Early on, Day proved her dramatic mettle in Young Man with a Horn (1950) and Storm Warning (1951). But her high point at Warner Bros. was in the musical Calamity Jane (1953), in which she gives a delightfully rowdy performance as "Calam" and sings the Oscar®-winning "My Secret Love." Her contract with the studio expired with Young at Heart (1954), which marked her only screen teaming with Frank Sinatra (and allowed too little of their singing together). Two years later Day made a delightful return to Warners for The Pajama Game (1957), in which she leads most of the original Broadway cast in a high-energy film version of the stage hit.

Day's performance as songbird Ruth Etting in MGM's elaborate musical biography Love Me or Leave Me (1955) is arguably her best, with a wonderful catalog of songs and a challenging acting partner in James Cagney as Etting's often-unscrupulous benefactor. Another compelling collaboration came in The Man Who Knew Too Much (1956), with Day benefiting from the masterful touch of director Alfred Hitchcock in playing James Stewart's distraught wife. The film gave Day another Oscar®-winning song and her signature tune, "Que Sera, Sera." That same year brought more convincing hysterics in Julie (1956), in which Day realizes that her husband Louis Jourdan is a dangerous psychopath who might kill her.

Day's box-office power was slipping a bit in the late 1950s when she suddenly skyrocketed back to the top with Pillow Talk (1959), a mildly naughty sex comedy co-starring Rock Hudson, with whom she shared an undeniable chemistry. For seven out of the next 10 years she registered as the world's top female box-office star. Today, she continues to hold the record as top female film star of all time.

Day followed Pillow Talk, for which she won her only Oscar® nomination, with similarly titillating comedies including Lover Come Back (1961), again with Hudson; That Touch of Mink (1962), with Cary Grant; and Move Over, Darling (1963), with James Garner. In between she did another threatened-wife thriller in which she is excellent, Universal's Midnight Lace (1960), opposite Rex Harrison; and a lavish musical, MGM's production of Billy Rose's Jumbo (1962). The Glass Bottom Boat (1966) can lay claim to being the funniest of Day's later comedies. Her final theatrical film was With Six You Get Eggroll (1968), a pleasant comedy about a mixed family co-starring Brian Keith.

From 1968 to 1973 came the CBS-TV sitcom The Doris Day Show, a project to which Day's late husband, Martin Melcher, reportedly had committed her without her knowledge.
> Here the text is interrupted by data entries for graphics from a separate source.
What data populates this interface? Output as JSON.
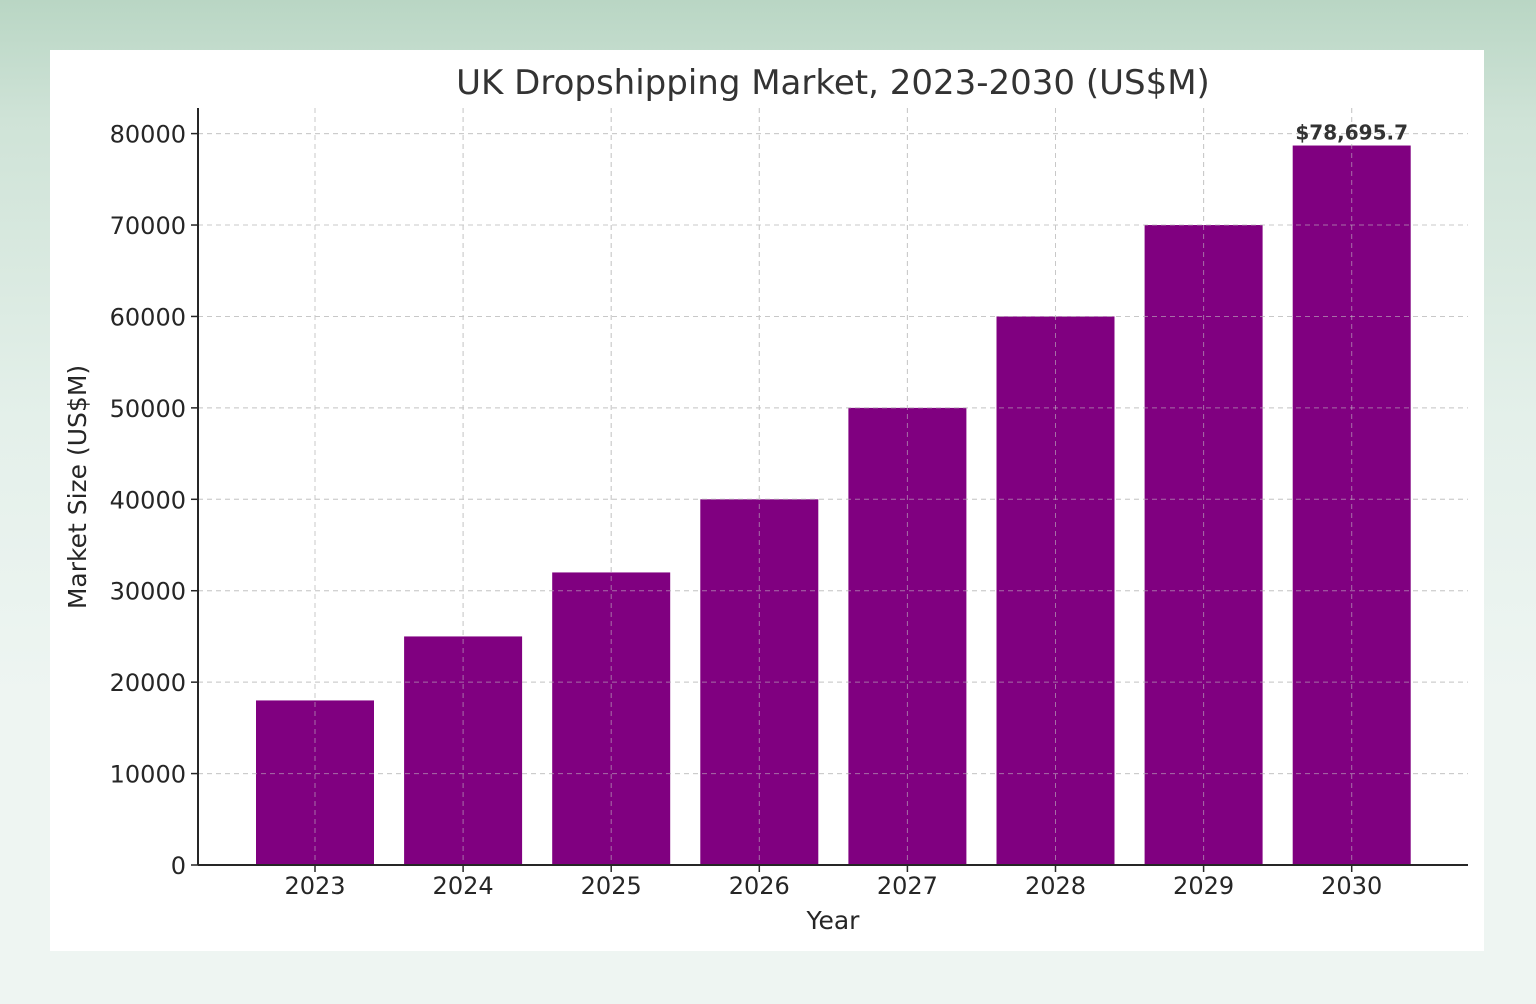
{
  "chart_data": {
    "type": "bar",
    "title": "UK Dropshipping Market, 2023-2030 (US$M)",
    "xlabel": "Year",
    "ylabel": "Market Size (US$M)",
    "categories": [
      "2023",
      "2024",
      "2025",
      "2026",
      "2027",
      "2028",
      "2029",
      "2030"
    ],
    "values": [
      18000,
      25000,
      32000,
      40000,
      50000,
      60000,
      70000,
      78695.7
    ],
    "ylim": [
      0,
      82800
    ],
    "yticks": [
      0,
      10000,
      20000,
      30000,
      40000,
      50000,
      60000,
      70000,
      80000
    ],
    "annotations": [
      {
        "category": "2030",
        "text": "$78,695.7"
      }
    ],
    "grid": true,
    "bar_color": "#800080"
  }
}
In 1985-86 she appeared on the Christian Broadcast Network in Doris Day and Friends, an informal talk-show with an emphasis on the animal-rights activities in which Day has been involved for years. Day was married four times; each marriage ended in divorce except the one to Melcher, who died in 1968. Day had one son, producer-writer Terry Melcher, who died in 2004 at age 62.